Он стоял высокий и непроницаемый. Его четко очерченные мышцы напрягались под тонкой хлопчатобумажной рубашкой. Облегающие черные брюки для отдыха действительно подчеркивали его достоинства.

В то время как я восхищалась его физическими чертами, Зверь оценивала его холодными, расчетливыми глазами. Из всех Всадников проскочить мимо него было бы труднее всего.

Он был не только самым сильным, Смерть был самым стойким, кто боролся с собственным влечением и неизбежными притязаниями.

Одна только мысль об этом приводила ее в ярость, но она держала этот огонь при себе. Сдерживалась.

— Почему? — требовательно спросил он, не отвечая на вопрос. — Зачем ты это делаешь?

Ему следовало бы знать лучше. Его босые ноги ступали по мраморному полу, оставаясь вне пределов ее досягаемости. Кружил

вокруг нее, но не нападал.

Зверь склонила голову набок и внимательно наблюдала за ним.

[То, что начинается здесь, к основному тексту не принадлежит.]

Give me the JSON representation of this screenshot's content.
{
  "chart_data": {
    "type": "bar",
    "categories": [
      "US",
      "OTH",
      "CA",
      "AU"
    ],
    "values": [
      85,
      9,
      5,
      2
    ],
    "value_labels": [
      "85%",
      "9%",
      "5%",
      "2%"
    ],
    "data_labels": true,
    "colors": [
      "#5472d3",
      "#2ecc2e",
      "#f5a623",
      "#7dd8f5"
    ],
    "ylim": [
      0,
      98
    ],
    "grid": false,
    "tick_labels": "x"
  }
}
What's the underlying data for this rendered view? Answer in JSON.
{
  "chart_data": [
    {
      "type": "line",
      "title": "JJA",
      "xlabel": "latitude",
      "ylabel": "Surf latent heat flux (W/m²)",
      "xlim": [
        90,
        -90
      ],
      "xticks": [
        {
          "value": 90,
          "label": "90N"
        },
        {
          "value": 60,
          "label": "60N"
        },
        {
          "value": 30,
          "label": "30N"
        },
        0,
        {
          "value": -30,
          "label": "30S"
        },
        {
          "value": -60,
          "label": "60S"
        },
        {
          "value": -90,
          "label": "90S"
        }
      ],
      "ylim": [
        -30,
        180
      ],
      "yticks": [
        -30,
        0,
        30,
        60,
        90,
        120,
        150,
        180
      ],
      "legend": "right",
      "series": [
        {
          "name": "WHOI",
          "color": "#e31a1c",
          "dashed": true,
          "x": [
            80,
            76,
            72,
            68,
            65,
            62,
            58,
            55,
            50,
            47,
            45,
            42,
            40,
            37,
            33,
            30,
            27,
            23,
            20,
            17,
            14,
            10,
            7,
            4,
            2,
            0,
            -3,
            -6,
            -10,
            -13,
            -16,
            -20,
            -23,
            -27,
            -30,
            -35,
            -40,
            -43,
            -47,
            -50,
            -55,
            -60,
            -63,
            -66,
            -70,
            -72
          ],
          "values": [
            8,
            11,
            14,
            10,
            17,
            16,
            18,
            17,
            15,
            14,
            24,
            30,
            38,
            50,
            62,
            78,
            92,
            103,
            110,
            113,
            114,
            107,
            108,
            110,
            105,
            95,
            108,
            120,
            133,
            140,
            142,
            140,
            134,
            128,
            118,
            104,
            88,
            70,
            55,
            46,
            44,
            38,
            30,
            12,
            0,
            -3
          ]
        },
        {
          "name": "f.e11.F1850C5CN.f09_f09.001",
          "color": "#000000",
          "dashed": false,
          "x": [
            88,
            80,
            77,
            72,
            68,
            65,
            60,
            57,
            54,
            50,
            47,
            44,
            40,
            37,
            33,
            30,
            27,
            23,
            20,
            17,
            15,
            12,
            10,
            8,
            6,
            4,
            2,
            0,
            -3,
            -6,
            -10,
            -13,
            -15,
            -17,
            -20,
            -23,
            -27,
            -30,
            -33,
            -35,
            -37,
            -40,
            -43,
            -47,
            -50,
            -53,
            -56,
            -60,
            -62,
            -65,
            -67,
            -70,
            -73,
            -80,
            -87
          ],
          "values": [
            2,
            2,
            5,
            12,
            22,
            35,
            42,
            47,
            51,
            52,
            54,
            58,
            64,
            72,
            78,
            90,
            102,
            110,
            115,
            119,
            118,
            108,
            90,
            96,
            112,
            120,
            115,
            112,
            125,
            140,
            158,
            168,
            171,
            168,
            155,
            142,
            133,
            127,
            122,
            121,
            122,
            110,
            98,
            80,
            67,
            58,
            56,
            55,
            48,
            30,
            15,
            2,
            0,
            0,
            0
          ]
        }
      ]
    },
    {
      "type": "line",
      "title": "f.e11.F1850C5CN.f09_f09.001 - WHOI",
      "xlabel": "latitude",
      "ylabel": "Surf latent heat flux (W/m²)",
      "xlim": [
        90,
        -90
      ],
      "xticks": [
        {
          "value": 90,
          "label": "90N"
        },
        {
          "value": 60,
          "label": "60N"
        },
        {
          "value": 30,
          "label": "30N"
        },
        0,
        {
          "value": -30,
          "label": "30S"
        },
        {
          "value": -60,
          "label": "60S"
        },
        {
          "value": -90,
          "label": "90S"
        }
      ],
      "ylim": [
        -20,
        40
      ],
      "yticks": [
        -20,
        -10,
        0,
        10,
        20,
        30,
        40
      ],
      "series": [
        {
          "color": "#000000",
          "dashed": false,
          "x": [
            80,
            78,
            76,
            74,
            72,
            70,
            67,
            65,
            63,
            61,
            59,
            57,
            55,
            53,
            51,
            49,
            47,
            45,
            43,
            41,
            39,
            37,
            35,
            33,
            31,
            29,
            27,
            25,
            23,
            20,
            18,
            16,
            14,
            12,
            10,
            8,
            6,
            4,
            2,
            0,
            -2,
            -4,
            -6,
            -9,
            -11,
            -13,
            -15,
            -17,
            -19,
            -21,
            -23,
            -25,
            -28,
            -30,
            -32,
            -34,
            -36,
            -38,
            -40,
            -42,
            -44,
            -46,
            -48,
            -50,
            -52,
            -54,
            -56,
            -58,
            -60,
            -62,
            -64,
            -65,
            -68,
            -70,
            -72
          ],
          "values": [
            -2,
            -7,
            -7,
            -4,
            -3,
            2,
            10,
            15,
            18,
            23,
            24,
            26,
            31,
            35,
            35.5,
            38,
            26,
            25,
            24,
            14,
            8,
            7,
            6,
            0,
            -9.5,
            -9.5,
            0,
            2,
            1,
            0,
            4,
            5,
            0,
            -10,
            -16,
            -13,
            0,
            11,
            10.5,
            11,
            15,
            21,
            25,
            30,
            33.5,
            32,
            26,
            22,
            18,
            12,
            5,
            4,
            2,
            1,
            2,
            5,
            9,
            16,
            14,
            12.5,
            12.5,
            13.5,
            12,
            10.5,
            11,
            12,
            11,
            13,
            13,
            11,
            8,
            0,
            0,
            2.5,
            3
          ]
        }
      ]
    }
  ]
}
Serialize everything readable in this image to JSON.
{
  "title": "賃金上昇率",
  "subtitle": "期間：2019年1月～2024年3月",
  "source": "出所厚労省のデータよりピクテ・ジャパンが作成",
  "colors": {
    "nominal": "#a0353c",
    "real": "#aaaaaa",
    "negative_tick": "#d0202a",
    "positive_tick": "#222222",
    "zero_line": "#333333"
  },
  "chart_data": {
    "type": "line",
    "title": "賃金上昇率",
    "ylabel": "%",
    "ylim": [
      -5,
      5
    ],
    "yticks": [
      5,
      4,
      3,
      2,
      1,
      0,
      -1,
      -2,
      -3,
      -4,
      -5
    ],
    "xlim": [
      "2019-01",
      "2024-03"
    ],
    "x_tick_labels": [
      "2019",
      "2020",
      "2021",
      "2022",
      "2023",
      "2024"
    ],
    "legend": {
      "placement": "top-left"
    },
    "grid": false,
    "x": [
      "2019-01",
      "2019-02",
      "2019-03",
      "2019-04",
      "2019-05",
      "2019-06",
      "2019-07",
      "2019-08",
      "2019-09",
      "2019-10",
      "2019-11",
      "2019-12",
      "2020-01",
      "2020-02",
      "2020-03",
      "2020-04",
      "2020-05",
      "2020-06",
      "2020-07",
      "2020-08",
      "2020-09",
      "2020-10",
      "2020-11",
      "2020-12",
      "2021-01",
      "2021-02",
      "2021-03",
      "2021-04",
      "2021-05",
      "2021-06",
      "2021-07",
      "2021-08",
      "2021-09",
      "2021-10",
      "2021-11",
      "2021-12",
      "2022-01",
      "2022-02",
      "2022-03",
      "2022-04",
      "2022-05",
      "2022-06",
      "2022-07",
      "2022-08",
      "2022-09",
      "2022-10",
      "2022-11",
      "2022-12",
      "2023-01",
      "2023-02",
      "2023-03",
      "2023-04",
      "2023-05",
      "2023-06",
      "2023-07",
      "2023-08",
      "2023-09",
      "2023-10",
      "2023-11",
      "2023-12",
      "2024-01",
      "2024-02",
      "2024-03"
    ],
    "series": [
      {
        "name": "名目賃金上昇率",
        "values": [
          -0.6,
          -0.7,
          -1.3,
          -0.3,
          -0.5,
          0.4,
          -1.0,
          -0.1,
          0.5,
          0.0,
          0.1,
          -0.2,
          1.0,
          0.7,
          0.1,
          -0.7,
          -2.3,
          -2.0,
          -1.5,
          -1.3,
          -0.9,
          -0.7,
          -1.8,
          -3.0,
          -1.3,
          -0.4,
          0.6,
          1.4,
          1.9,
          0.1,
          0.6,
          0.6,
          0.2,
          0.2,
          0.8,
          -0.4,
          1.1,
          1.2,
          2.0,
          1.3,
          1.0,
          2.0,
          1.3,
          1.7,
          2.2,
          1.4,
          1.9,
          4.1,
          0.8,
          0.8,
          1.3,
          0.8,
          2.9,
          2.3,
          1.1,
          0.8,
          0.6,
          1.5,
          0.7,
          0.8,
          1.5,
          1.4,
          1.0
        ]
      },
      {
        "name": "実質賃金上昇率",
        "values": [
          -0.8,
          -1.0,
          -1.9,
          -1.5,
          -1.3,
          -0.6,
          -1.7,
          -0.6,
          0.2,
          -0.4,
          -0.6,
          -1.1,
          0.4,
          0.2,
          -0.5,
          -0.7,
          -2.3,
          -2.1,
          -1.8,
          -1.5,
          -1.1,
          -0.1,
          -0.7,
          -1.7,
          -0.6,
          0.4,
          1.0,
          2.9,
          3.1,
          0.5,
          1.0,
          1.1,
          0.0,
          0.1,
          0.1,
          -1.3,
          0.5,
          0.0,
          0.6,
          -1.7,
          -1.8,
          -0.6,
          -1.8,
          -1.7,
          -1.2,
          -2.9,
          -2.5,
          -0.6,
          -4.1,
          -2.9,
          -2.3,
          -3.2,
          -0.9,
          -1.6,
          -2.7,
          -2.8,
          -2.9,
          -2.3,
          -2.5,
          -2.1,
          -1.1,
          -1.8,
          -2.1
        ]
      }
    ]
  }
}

За ним, куда бы он ни шел, тянулся почти невидимый серебристый туман. Он проникал в поры, касался кожи, наполняя воздух чем-то не сладким… но острым. Больно.

Kaмa.

От него исходил запах камы.

Осознавал ли он это? Знал ли он, что провоцирует ее?

Им нравилось говорить, будто мы самые отъявленные хищники. И все же, казалось, что они проявляют такое вопиющее пренебрежение к этим вещам. Я была суккубом и Зверем, в полном переходе. Я хотела секса, крови и всего нечестивого.

Но она? Только одной вещи она хотела больше.

Она двадцать три года ждала, когда ее выпустят из клетки, и из-за этого у нее хватило терпения.

— Я королева, — ответила Зверь. — Но вы четверо, кажется, забыли об этом по пути. Я существую не для того, чтобы меня сажали в клетку из-за того, что вы сочли меня слишком могущественной. Ты был создан, чтобы уравновешивать меня, не так ли?

Он не ответил, но его непроницаемые черты лица медленно трескались под давлением. Ему нравилось загонять свои эмоции внутрь и хоронить их. Носить маску, такую же холодную, как мрамор под ее ногами.

Но даже мрамор может расколоться.

— Как бы тебе понравилось, если бы тебя посадили в клетку? Заперли в комнате и сказали, что делать? Потому что это именно то, что ты сделал с нами. — Она указала на свое собственное обнаженное тело.

— Это не входило в мои намерения, — медленно произнес Джулиан сквозь стиснутые зубы.

— Намерения значения не имеют, — ответила она. В его броне появилась еще одна трещина, сквозь нее просочились эмоции. Он боялся не нас. Ее. Но он чувствовал и другие вещи.

Гнев. Так много гнева. В отличие от нас, которые чувствовали огонь в животе. Его гнев был холодным. Отчаяние. Всепоглощающее.

И прямо сейчас она была причиной этого. Больше всего на свете он хотел связать ее и показать, каким Зверем он был. Чтобы запереть ее подальше от обоих миров, будь прокляты пророчества. Будь прокляты Земля и Ад. Он хотел показать ей, что может принести настоящая пара, и заставить ее забыть обо всех людях, которые когда-либо думали, что смогут удержать ее. Стереть их из ее памяти. Позволить ей почувствовать укус его зубов и хруст…

Барьер врезался в меня, закрывая от его эмоций. Джулиан склонил голову набок и внимательно осмотрел ее.

— Руби не борется с тобой, — пробормотал он, больше для себя, чем для кого-либо еще. — Почему она не борется с тобой?

Мог ли он чувствовать меня в своем разуме? Мог ли он почувствовать, что Зверь не держит меня пленницей в моем собственном?

Она склонила голову набок и улыбнулась.

— Нам еще многое предстоит сделать, прежде чем мы вернемся домой. Она это знает.

Он сузил свои изумрудные глаза, гнев в них просачивался наружу.